Dal momento che l’uomo di Neanderthal è scomparso dall’Europa solo, si fa per dire, 40 mila anni fa, e che l’Homo abilis e l’Homo erectus avessero vissuto milioni di anni prima in Africa, l’ipotesi che il Neanderthal potesse parlare, sebbene accompagnando il linguaggio con una gestualità molto accentuata, non è campata in aria. Dico questo perché fino a pochi decenni fa molti antropologi non erano d’accordo su questo punto. Erano convinti che il linguaggio fosse nato con l’Homo sapiens e senza l’aiuto di nessuna gestualità. Nel corso della nostra evoluzione, invece, la comunicazione, per esempio quella cooperativa, è apparsa in primo luogo con i segnali gestuali, con l’additare qualcosa che non può essere raggiunta con le proprie mani, per esempio un vasetto di marmellata posto in alto in una credenza, proprio come fa il bambino prima di essere in grado di parlare. Se così stanno le cose, i segnali gestuali sarebbero i candidati più probabili al ruolo di precursori della comunicazione linguistica.
Ma l’origine del linguaggio non si esaurisce qui. Nel nostro cervello esistono delle connessioni tra le aree motorie e in un’area particolare, detta nucleus ambiguus, che consente, appunto, il controllo della laringe, l’organo più importante per l’emissione dei suoni.
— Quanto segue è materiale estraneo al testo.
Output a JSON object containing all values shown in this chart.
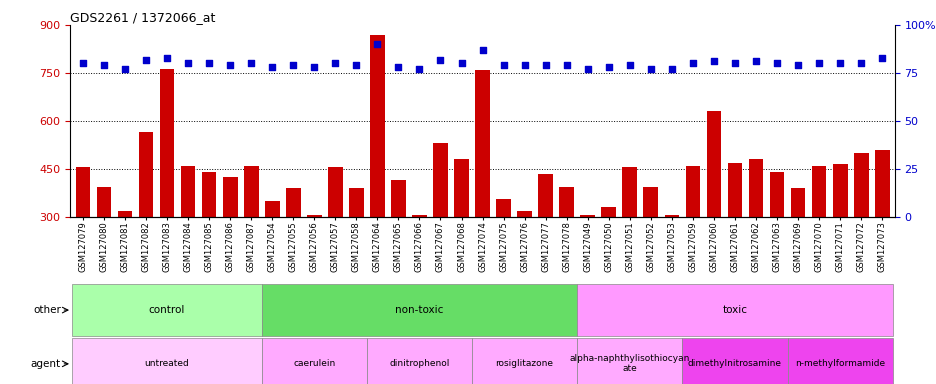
{
  "title": "GDS2261 / 1372066_at",
  "gsm_labels": [
    "GSM127079",
    "GSM127080",
    "GSM127081",
    "GSM127082",
    "GSM127083",
    "GSM127084",
    "GSM127085",
    "GSM127086",
    "GSM127087",
    "GSM127054",
    "GSM127055",
    "GSM127056",
    "GSM127057",
    "GSM127058",
    "GSM127064",
    "GSM127065",
    "GSM127066",
    "GSM127067",
    "GSM127068",
    "GSM127074",
    "GSM127075",
    "GSM127076",
    "GSM127077",
    "GSM127078",
    "GSM127049",
    "GSM127050",
    "GSM127051",
    "GSM127052",
    "GSM127053",
    "GSM127059",
    "GSM127060",
    "GSM127061",
    "GSM127062",
    "GSM127063",
    "GSM127069",
    "GSM127070",
    "GSM127071",
    "GSM127072",
    "GSM127073"
  ],
  "bar_values": [
    457,
    393,
    318,
    567,
    762,
    460,
    440,
    425,
    460,
    350,
    390,
    307,
    455,
    390,
    870,
    415,
    307,
    530,
    480,
    760,
    355,
    320,
    435,
    395,
    307,
    330,
    455,
    395,
    307,
    460,
    630,
    470,
    480,
    440,
    390,
    460,
    465,
    500,
    510
  ],
  "dot_values": [
    80,
    79,
    77,
    82,
    83,
    80,
    80,
    79,
    80,
    78,
    79,
    78,
    80,
    79,
    90,
    78,
    77,
    82,
    80,
    87,
    79,
    79,
    79,
    79,
    77,
    78,
    79,
    77,
    77,
    80,
    81,
    80,
    81,
    80,
    79,
    80,
    80,
    80,
    83
  ],
  "ylim_left": [
    300,
    900
  ],
  "ylim_right": [
    0,
    100
  ],
  "yticks_left": [
    300,
    450,
    600,
    750,
    900
  ],
  "yticks_right": [
    0,
    25,
    50,
    75,
    100
  ],
  "bar_color": "#cc0000",
  "dot_color": "#0000cc",
  "groups_other": [
    {
      "label": "control",
      "start": 0,
      "end": 9,
      "color": "#aaffaa"
    },
    {
      "label": "non-toxic",
      "start": 9,
      "end": 24,
      "color": "#66dd66"
    },
    {
      "label": "toxic",
      "start": 24,
      "end": 39,
      "color": "#ff99ff"
    }
  ],
  "groups_agent": [
    {
      "label": "untreated",
      "start": 0,
      "end": 9,
      "color": "#ffccff"
    },
    {
      "label": "caerulein",
      "start": 9,
      "end": 14,
      "color": "#ffaaff"
    },
    {
      "label": "dinitrophenol",
      "start": 14,
      "end": 19,
      "color": "#ffaaff"
    },
    {
      "label": "rosiglitazone",
      "start": 19,
      "end": 24,
      "color": "#ffaaff"
    },
    {
      "label": "alpha-naphthylisothiocyan\nate",
      "start": 24,
      "end": 29,
      "color": "#ffaaff"
    },
    {
      "label": "dimethylnitrosamine",
      "start": 29,
      "end": 34,
      "color": "#ee44ee"
    },
    {
      "label": "n-methylformamide",
      "start": 34,
      "end": 39,
      "color": "#ee44ee"
    }
  ],
  "bg_color": "#ffffff",
  "tick_color_left": "#cc0000",
  "tick_color_right": "#0000cc"
}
Ciò è dovuto alla presenza nel nostro patrimonio genetico di un gene, denominato FOXP2 (forkhead box P2), di cui, guarda caso, sono in possesso anche le scimmie antropomorfe e molti altri mammiferi, ma evidentemente questo non è stato sufficiente per rendere loro possibile l’emissione di suoni articolati, cioè delle parole. Erano necessari tutti gli altri aspetti fondamentali di cui abbiamo parlato, anche se, per come stanno andando oggi le cose nel mondo, non sono molto convinto che questo sarebbe stato un bene per loro.